Müşâhede etmeden cevâb, büyük bir inâd ve aklsızlıkdır. [Eflâtûn böyle yapdı.] 3/118
● Akrabânın cefâsına sabrdan gayri çâre yokdur. Firâren [kaçarak] cefâdan kurtuluşa ruhsat vardır. 3/7 [Se’âdet-i Ebediyye: 426.]
● Elbise-i nefîseyi “Nemâzda zinetli elbiselerinizi alınız, örtününüz!” hükmünce, nemâz için zînetlenmek niyyeti ile giyinip, başka niyyetle giyinmemek gerekdir. 3/17[Se’âdet-i Ebediyye: 102.]
● Allah ismi bütün sıfatları ve şuûnâtı içine alır.
● İlâhî!

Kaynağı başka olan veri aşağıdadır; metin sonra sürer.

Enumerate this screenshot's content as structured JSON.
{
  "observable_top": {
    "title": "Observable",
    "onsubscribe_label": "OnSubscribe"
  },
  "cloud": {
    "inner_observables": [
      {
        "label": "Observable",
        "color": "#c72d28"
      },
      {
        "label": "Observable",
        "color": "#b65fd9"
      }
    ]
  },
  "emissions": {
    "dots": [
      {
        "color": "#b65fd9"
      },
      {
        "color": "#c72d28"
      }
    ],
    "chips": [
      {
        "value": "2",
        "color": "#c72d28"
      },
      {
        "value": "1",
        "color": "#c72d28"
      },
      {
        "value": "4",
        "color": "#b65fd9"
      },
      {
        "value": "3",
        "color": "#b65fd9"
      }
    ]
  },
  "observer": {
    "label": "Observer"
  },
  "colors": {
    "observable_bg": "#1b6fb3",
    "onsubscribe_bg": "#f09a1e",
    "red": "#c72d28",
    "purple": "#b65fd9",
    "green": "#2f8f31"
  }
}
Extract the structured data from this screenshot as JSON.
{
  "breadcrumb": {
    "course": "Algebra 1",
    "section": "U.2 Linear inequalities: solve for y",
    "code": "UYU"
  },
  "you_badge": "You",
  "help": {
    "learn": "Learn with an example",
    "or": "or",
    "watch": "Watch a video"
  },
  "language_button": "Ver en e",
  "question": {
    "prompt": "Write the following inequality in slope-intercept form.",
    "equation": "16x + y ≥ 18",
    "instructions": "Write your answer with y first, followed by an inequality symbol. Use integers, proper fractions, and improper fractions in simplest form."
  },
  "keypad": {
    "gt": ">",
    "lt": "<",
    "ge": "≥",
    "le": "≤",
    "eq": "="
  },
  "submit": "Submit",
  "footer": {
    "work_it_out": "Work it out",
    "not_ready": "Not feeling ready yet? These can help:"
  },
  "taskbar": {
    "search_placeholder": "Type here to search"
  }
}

Dostlarını öyle kıldın ki, her kim onları bildi, seni buldu. Seni bulmıyan onları bilmedi. 1/156. [Mektûbât Tercemesi: 191.]
● El mer’u me’a men ehabbe. (Kişi sevdiği ile berâberdir) hadîs-i nebevîdir. Berâberlik, gerçekden sevenin (sâdık dostun) nasîbidir, hadîs-i şerîfi nice hicran içinde olanların tesellîsidir. 2/36 [Eshâb-ı Kirâm: 222.]
● İlhâm dînin gizli, görülmiyen kısmlarını açığa çıkarır. Kemâlât-i zâide isbât eylemez. 2/55 [Kıyâmet ve Âhıret: 182.]
● İmâm-ı Türpüştînin risâlesi, i’tikâdı doğru olarak öğrenmekde fâidelidir. 1/193.[Mektûbât Tercemesi: 229.]
● İmâm-ı a’zam, Şa’bînin talebelerindendir.
● İmâm-ı a’zam, abdestin edeblerinden bir edebi terk sebebiyle, kırk senelik nemâzı kazâ buyurmuşdur. 1/29. [Mektûbât Tercemesi: 47.]
● İmâm-ı a’zam, mutlaka mü’minim, imâm-ı Şâfi’î, inşâallah mü’minim demişlerdir ki, farklılıkları sözdedir. İmâm-ı a’zamın sözü, hâl-i hâzır durum i’tibâriyledir. İmâm-ı Şâfi’înin ki, âkıbet i’tibâriyledir. 2/67. [Se’âdet-i Ebediyye: 54.]
● İmâm-ı a’zam-ı Kûfî, vera’ ve takvâ üzere idi. Sünnete uyarak ve sünnet devleti ile ictihâd ve istinbâtda yüksek derecelere ulaşmışdır ki, diğerleri bu derecede değildir.